Shortly after the 2008 election, I regretted my vote. The birther movement had started and Lou Dobbs was fully on board. I have never listened to Dobbs since, and do consider him a racist because of the birther movement. Donald Trump continued the racist and xenophobic bandwagon. In Trump’s famous “Mexicans are murderers” speech, he wasn’t hiding his xenophobic tendencies. The rhetoric in this election from the Trump side has been filled with hate, since he had no problem whatsoever talking about squashing the constitutional rights of certain ethnic and religious groups, as well as women.
Still, do I feel marginalized in the Democratic Party because of this backlash? Yes. Is that a reason why I had considered switching parties in 2014 because of this backlash? Yes, though I am still more liberal than conservative on most issues. However, when Donald Trump appeared on stage and starting spewing his hateful rhetoric, it made me realize that I am a strong Democrat, and that I could never be a Republican. Election Day solidified that point of view when the Republican voters overwhelmingly approved his rhetoric, and the Republican politicians lined up and supported their new president-elect.

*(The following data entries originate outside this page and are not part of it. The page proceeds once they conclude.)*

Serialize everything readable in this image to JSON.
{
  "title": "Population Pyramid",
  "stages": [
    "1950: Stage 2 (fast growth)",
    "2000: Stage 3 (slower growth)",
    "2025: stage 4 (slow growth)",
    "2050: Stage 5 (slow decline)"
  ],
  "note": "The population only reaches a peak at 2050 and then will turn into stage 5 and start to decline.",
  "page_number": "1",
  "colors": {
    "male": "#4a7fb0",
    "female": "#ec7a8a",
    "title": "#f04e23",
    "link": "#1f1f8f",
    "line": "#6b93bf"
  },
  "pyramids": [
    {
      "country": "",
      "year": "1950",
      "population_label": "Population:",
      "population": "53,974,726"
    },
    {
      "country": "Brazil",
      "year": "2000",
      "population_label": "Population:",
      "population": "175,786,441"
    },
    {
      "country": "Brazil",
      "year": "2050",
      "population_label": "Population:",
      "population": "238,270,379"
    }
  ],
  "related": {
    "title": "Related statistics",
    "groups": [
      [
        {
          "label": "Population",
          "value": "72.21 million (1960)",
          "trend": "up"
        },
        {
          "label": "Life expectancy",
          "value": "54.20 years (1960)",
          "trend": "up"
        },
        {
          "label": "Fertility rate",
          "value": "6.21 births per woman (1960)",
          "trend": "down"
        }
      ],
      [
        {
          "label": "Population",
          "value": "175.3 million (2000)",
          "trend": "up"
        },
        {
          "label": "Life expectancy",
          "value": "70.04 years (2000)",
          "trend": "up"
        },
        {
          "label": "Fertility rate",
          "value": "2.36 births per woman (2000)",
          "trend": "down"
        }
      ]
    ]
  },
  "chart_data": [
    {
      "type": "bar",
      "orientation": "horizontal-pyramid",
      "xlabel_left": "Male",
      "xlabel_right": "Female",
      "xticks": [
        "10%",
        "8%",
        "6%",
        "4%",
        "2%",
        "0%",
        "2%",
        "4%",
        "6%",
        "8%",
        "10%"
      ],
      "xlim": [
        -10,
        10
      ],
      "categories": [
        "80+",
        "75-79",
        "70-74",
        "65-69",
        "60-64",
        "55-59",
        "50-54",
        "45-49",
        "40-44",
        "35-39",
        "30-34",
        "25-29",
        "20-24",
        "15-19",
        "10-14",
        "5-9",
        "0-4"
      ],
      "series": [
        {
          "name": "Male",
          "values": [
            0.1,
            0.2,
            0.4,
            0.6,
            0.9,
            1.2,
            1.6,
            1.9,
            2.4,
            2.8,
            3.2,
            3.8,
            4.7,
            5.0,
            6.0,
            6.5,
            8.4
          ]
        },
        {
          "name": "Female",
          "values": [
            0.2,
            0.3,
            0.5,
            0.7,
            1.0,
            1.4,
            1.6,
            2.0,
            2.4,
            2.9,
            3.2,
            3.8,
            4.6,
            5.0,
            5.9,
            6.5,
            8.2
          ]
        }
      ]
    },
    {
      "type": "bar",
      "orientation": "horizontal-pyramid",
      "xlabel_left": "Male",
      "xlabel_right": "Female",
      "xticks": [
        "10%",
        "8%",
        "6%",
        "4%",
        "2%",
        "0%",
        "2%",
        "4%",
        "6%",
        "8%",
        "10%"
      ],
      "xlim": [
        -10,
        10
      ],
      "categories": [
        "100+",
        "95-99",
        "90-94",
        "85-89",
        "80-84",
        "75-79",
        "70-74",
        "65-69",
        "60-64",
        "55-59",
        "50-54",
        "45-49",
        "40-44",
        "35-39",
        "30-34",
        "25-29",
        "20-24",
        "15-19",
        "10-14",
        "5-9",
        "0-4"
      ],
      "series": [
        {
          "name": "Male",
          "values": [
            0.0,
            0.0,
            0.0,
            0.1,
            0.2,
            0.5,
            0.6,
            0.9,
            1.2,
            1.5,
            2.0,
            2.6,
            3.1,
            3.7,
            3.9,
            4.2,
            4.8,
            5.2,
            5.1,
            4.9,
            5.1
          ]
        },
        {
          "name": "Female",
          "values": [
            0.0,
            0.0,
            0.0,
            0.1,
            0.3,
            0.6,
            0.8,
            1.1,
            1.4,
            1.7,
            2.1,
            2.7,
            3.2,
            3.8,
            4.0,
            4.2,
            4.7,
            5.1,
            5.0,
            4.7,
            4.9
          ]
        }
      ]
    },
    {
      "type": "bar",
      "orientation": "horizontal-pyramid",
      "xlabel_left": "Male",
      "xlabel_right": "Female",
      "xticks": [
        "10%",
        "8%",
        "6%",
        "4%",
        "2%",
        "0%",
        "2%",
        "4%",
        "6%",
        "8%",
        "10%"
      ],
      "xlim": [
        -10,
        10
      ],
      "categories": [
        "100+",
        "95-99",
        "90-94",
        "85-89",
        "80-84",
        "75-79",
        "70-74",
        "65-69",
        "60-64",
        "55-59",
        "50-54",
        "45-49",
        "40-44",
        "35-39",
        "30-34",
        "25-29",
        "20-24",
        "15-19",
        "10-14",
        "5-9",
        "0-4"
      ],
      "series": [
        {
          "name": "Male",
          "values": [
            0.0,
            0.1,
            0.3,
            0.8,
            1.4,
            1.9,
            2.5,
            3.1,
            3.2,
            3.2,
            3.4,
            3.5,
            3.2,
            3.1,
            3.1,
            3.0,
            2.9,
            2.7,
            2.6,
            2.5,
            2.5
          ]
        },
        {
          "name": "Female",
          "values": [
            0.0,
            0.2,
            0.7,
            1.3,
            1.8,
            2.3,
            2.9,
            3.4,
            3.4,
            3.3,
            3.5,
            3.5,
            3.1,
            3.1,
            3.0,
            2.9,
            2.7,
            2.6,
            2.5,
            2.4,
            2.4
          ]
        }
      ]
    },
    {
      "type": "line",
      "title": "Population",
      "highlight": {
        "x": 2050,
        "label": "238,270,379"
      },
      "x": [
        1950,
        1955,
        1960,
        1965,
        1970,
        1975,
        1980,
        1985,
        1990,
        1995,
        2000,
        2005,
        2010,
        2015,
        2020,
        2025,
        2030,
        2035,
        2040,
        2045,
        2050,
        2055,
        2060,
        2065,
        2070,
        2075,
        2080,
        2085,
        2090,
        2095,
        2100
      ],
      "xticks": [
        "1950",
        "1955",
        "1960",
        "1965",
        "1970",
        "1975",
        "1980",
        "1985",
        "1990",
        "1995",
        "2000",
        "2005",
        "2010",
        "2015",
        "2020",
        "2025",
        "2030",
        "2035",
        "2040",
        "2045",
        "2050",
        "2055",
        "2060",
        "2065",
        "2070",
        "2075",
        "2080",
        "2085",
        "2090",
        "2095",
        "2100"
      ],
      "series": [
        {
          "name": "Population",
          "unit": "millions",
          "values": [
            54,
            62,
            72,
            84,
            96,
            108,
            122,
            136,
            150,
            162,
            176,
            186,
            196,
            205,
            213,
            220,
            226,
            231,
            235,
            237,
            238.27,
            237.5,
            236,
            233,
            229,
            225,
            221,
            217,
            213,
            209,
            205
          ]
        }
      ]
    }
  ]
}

Even with this being the case, I am still very conservative when it comes to immigration. However, I am one of only a few white Democrats out there that feels that this is not the issue of the campaign. I don’t think that the main issue is “why did the white working class vote for Trump”. I feel that the biggest issue is “why was Trump’s hateful rhetoric not an automatic disqualifying factor for these voters”? For me, it was an absolute deal-breaker, no question. As soon as Trump won the Republican nomination, I donated to Clinton’s campaign. Therefore, in the post-election analysis, I feel the major problem facing the nation is racial divide, and we need to figure out how to heal the nation.
But since we are talking about white working class voters, we should ask why this all happened. Since activist liberals read this website, I point the finger at some of you. How often have you thrown around the word “racist” or “sexist” during a political debate? Do you feel by throwing out those words you somehow won the argument? In reality all you have done is satisfied yourself. On the other hand, you have just insulted someone who might have a differing opinion, and have now pushed them further from supporting Democrats or liberals in the future.
Do I expect backlash from this article? Yes. Do I think that people will respond in the exact way that I have criticized? Yes. Therefore, don’t look at only Donald Trump’s rhetoric, but maybe go to the mirror and look at yourself.